Вытягивается сотня за сотней из леса к старой, давно забытой дороге. Дорога раскисла, в липкой густой грязи тонут копыта коней. Над лесом, над дорогой и полем — туманная осенняя дымка. Натянув поводья, Гаркуша сдержал нетерпеливого жеребца, смотрит, как движется войско. Увидав Алексашку, взмахом руки подзывает его к себе.
Что атаман хочет, Алексашка не знает, но зря останавливать не будет. Искоса поглядывает на атамана, и мимо воли видится ему широкоскулое, смуглое лицо Небабы. Гаркуша только помоложе и потому статней. Не отрывая глаз от войска, говорит:
— Идем на Хлипень.
— Слыхал, — ответил Алексашка.
— Что там деется и стоят ли рейтары — знать не знаем. А надо знать. Подбери пятерых мужиков из своих. Поведет Любомир, и сядете в засаду под Хлипенем. Если в город придется заходить — тебе выпадет. Надевай свою старую свитку.
— Так, атаман.
— Скачи к Любомиру и — с богом!
Алексашка кивнул. Любомира настиг в голове загона. А ему еще вчера было известно, что пойдет с ним Алексашка.
Шли на рысях почти весь день. Дорога вывела к большому, обсаженному березами шляху. Кое-где маячили старые, обомшелые и покосившиеся, неведомо кем и когда поставленные верстовые столбы. Остановились у одного и решили, что это дорога на Речицу. Поехали с опаской. Вскоре увидели старого козопаса. Пастух бросил стадо, ударился бежать.
— Батька! — крикнул Алексашка.
— Чего пужливый такой, батька? — остановил его Любомир.
— Стар стал, не вижу кто, — оправдывался пастух.
— А слышишь добре.
— Слышу, что свои.
— Далече до Хлипеня?
— До Хлипеня? — козопас приоткрыл рот. — До Хлипеня будут Сиваки, за ними Репки. А за Репками и Хлипень. Да куда вам на ночь глядя? Тут и ваши ночуют.
— Наши? — насторожился Любомир. — Наших не может быть.
— Стало быть есть, — уверял козопас. — Казаки. В хате с того конца деревни стоят.

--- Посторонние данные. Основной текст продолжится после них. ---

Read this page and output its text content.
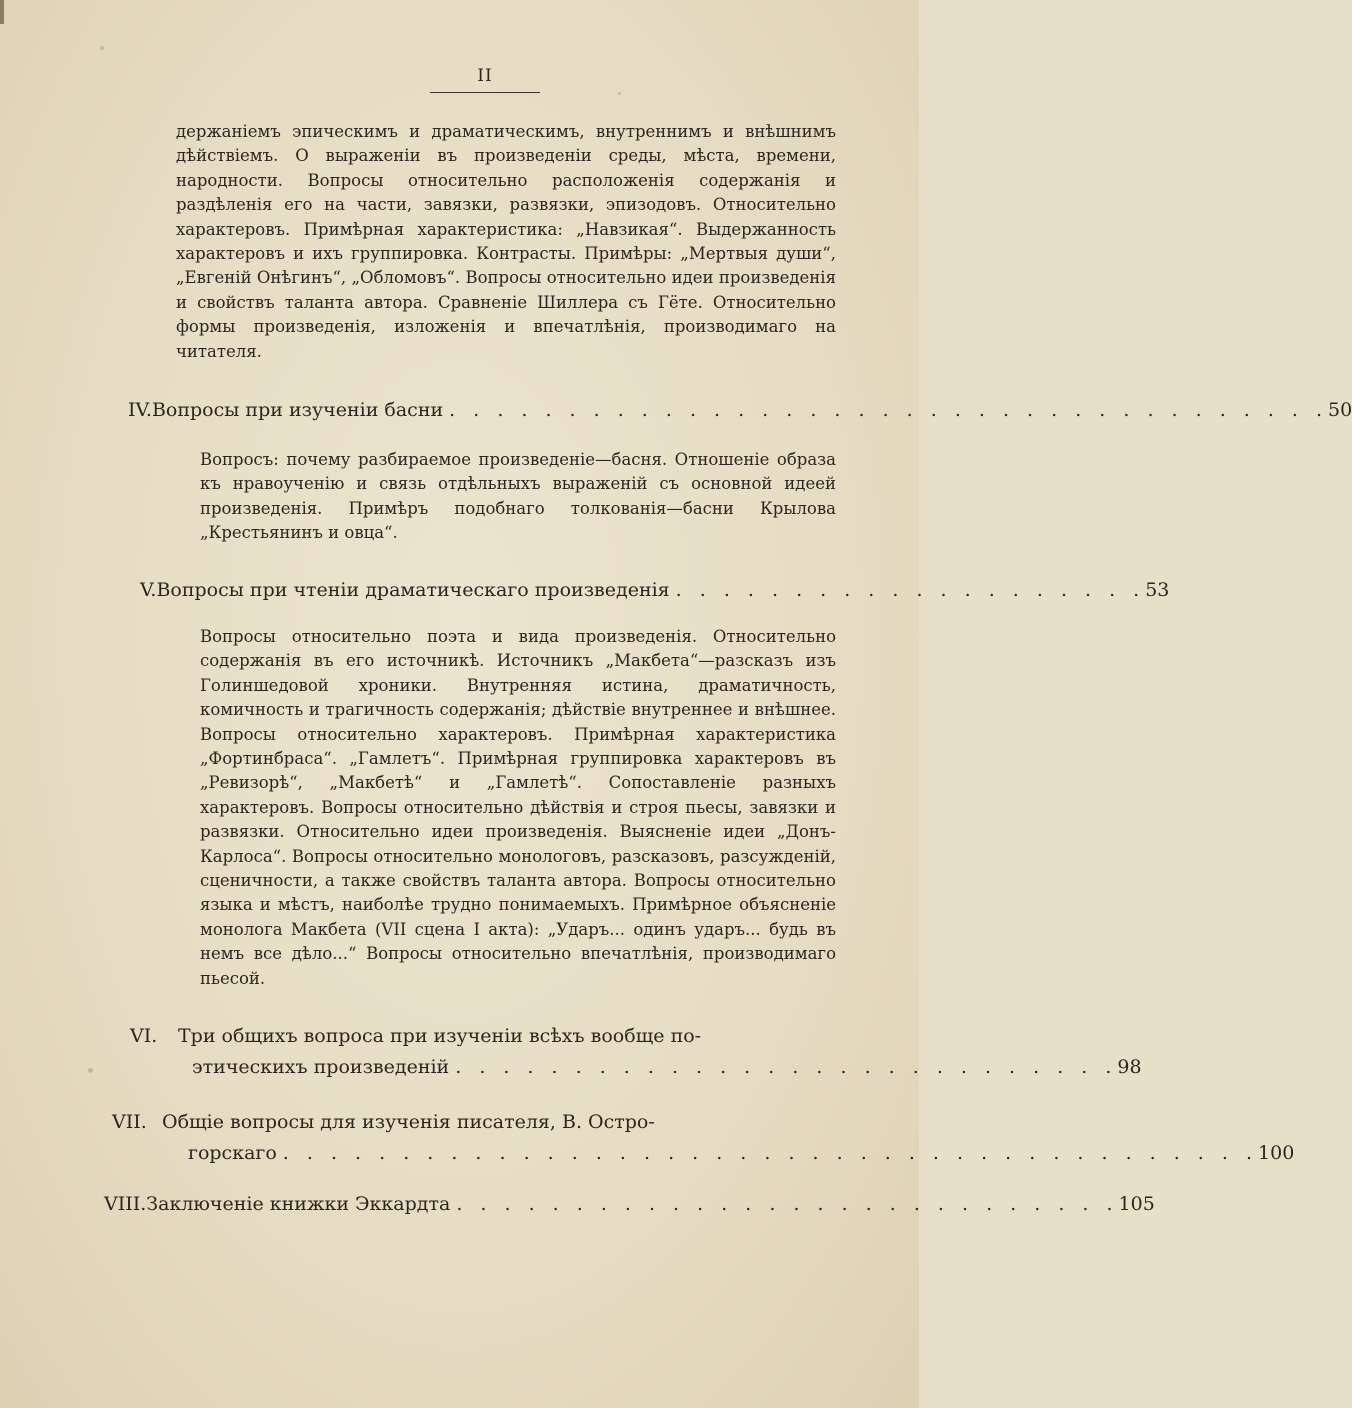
II

держаніемъ эпическимъ и драматическимъ, внутреннимъ и внѣшнимъ дѣйствіемъ. О выраженіи въ произведеніи среды, мѣста, времени, народности. Вопросы относительно расположенія содержанія и раздѣленія его на части, завязки, развязки, эпизодовъ. Относительно характеровъ. Примѣрная характеристика: „Навзикая“. Выдержанность характеровъ и ихъ группировка. Контрасты. Примѣры: „Мертвыя души“, „Евгеній Онѣгинъ“, „Обломовъ“. Вопросы относительно идеи произведенія и свойствъ таланта автора. Сравненіе Шиллера съ Гёте. Относительно формы произведенія, изложенія и впечатлѣнія, производимаго на читателя.

IV. Вопросы при изученіи басни . . . . . . . . . . . . . . . . . . . . . . . . . . . . . . . . . . . . . 50

Вопросъ: почему разбираемое произведеніе—басня. Отношеніе образа къ нравоученію и связь отдѣльныхъ выраженій съ основной идеей произведенія. Примѣръ подобнаго толкованія—басни Крылова „Крестьянинъ и овца“.

V. Вопросы при чтеніи драматическаго произведенія . . . . . . . . . . . . . . . . . . . . 53

Вопросы относительно поэта и вида произведенія. Относительно содержанія въ его источникѣ. Источникъ „Макбета“—разсказъ изъ Голиншедовой хроники. Внутренняя истина, драматичность, комичность и трагичность содержанія; дѣйствіе внутреннее и внѣшнее. Вопросы относительно характеровъ. Примѣрная характеристика „Фортинбраса“. „Гамлетъ“. Примѣрная группировка характеровъ въ „Ревизорѣ“, „Макбетѣ“ и „Гамлетѣ“. Сопоставленіе разныхъ характеровъ. Вопросы относительно дѣйствія и строя пьесы, завязки и развязки. Относительно идеи произведенія. Выясненіе идеи „Донъ-Карлоса“. Вопросы относительно монологовъ, разсказовъ, разсужденій, сценичности, а также свойствъ таланта автора. Вопросы относительно языка и мѣстъ, наиболѣе трудно понимаемыхъ. Примѣрное объясненіе монолога Макбета (VII сцена I акта): „Ударъ... одинъ ударъ... будь въ немъ все дѣло...“ Вопросы относительно впечатлѣнія, производимаго пьесой.

VI.	Три общихъ вопроса при изученіи всѣхъ вообще по-
этическихъ произведеній . . . . . . . . . . . . . . . . . . . . . . . . . . . . 98
VII. Общіе вопросы для изученія писателя, В. Остро-
горскаго . . . . . . . . . . . . . . . . . . . . . . . . . . . . . . . . . . . . . . . . . 100
VIII. Заключеніе книжки Эккардта . . . . . . . . . . . . . . . . . . . . . . . . . . . . 105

— Посмотрим… — Любомир тронул коня.
Увидав из-за кустов бузины крышу хаты, спешились. В кустах оставили коней. Раздвигая кусты, Любомир и Алексашка осторожно приблизились к хате. Возле нее возок, лошади, седла, сваленные в кучу. Горит костер и человек десять у костра. Люди в кунтушах, с саблями. Любомир прислушался. Говор вроде бы свой, украинский.
— Пошли! — решительно кивнул Алексашке.
Раздвинув кусты, зашагали по сухим сучьям. Вскочили казаки, выхватили сабли. Усатый, могучий казак с оселедцем крикнул:
— Стой! Кто такие?
— Казаки, — ответил Любомир.
— Не брешешь? — подозрительно посмотрел усатый. — Заходи, Прошка, чтоб не удрали.
Казак, которого назвали Прошкой, заступил им обратную дорогу. Остальные тоже стали обжимать кольцом. Алексашка и Любомир выхватили сабли.
— Ты не шути, не то порубим! — предупредил грозно усатый. — Клади саблю!
— А ты не грозись, — повысил голос Любомир. — Видали и не таких!
Показалась в дверях рослая, сухопарая фигура в расстегнутом кунтуше, без шапки. Серебром спадают на лоб жидкие волосы.
— Чего шумите? — увидав двоих, нахмурился. — А вы кто такие? Чего с саблями? Идите ближе! — Куда держите путь?
— Ходим по белу свету.
— Чего, как тати, шастаете?
— Если и тати, так у тебя не крали.
— Дерзок! — повысил голос седой. — Прикажу язык вырвать. А кровь у вас, вижу, казацкая.
Любомир промолчал, только сверкнул глазами. По спокойному, уверенному лицу седоголового понял, что ведет разговор не с простым казаком.